Beyond election mechanics, larger issues loom
On a chilly night outside a Muslim community center near Charlotte, about a dozen people sat at circular tables under fluorescent lights, snacking on chips and soda.
From down the hall, sneakers squeaked from the floor of the gym as kids played basketball. Around the tables, the adults were waiting to hear about election law.
Laila El-Ali, 24, a Palestinian-American behavioral therapist, enlisted an organizer from the voting rights group Common Cause to present at the event. She said she had hoped more people would show up.
El-Ali said that while people in her community were upset about the voting law changes, it was anger over the Biden Administration’s policy in the war between Israel and Hamas – which they view as fueling Palestinian death and suffering – that dominated their views on the election. Many now vow not to vote for Biden – or at all.
“People are losing faith, losing trust and they don’t want to hit the polls,” El-Ali said. “They don’t feel like their vote is valuable. And they are in disagreement with both parties. So they think not voting is just going to solve their problems, or at least make a point.”
“I don’t even know personally what I’m going to do,” she said of her own vote.
Across the state, voting education groups are working not just to inform voters of the new laws but counter misinformation and reach voters “who are disaffected about voting, who say, ‘I feel like it’s no use,’” said Marques Thompson, organizing director of the group Democracy NC.
Bell, however, said actual numbers of early ballots, a week before the primary, may not presage such a lack of turnout. “We are up in the number that have been cast by mail. We are up in the number of early voters in this primary compared to 2020,” she said. “It’s not substantial, but it’s up.”
She believes that voter turnout this fall will ultimately reach the 75% seen in the state in 2022. An MIT Election lab survey in 2022 showed confidence that votes were counted as intended had improved in North Carolina – from 70.5% in 2020 to 85% – particularly among Republicans.
That could be seen at a library in a leafy Charlotte neighborhood, just over a week before the primary. Voters passed a sign stating that IDs were now required, before ducking behind a white trifold to cast votes.
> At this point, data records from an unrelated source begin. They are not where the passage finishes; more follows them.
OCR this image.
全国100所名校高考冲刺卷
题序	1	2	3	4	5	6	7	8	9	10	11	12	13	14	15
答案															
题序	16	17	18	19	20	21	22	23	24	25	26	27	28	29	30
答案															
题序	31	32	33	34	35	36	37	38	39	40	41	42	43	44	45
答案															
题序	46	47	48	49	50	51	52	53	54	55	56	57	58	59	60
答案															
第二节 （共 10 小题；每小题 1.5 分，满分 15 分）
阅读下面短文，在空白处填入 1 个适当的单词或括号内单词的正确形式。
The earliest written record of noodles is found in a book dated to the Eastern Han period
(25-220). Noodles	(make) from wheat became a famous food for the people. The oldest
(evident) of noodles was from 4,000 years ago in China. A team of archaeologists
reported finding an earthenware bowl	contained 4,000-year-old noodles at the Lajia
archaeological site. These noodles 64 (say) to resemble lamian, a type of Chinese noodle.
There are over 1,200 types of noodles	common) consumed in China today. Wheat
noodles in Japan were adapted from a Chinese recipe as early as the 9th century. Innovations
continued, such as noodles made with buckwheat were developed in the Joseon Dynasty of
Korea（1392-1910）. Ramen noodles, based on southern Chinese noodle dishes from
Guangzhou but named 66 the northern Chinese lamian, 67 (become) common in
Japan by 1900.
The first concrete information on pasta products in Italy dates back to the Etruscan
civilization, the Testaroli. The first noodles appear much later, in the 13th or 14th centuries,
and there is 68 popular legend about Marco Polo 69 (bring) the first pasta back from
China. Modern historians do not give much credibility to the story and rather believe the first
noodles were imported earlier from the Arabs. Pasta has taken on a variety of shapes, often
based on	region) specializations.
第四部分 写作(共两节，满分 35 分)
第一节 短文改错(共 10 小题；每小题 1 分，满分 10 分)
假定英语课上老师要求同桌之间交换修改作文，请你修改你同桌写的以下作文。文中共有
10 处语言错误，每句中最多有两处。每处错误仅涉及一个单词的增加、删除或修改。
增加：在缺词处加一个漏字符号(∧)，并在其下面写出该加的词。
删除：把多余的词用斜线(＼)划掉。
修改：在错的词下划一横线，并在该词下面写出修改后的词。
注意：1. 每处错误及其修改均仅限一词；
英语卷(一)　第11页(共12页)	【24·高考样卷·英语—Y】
A few miles away, at the Mecklenburg County elections office, director Michael Dickerson said his staff had been hauling an ID-making camera around town to help make hundreds of voter IDs.
Dickerson, who spent nearly 40 years as an election official in North Carolina and with the Federal Election Commission, said he’s seen it all – death threats over early voting, rising anger over election losses and voting restrictions that wind up fueling get-out-the-vote efforts.
But he downplayed the election cynicism many were voicing. That can coexist with voter turnout, he said. People still value casting a vote, he argued, even though it might not seem that way sometimes.
“A lot of people still respect (elections) – get dressed up, go see my neighbors voting, and my neighbors to see me participating in an election,” he said. “That pride is not gone. It’s covered right now, but I don’t think it’s gone.”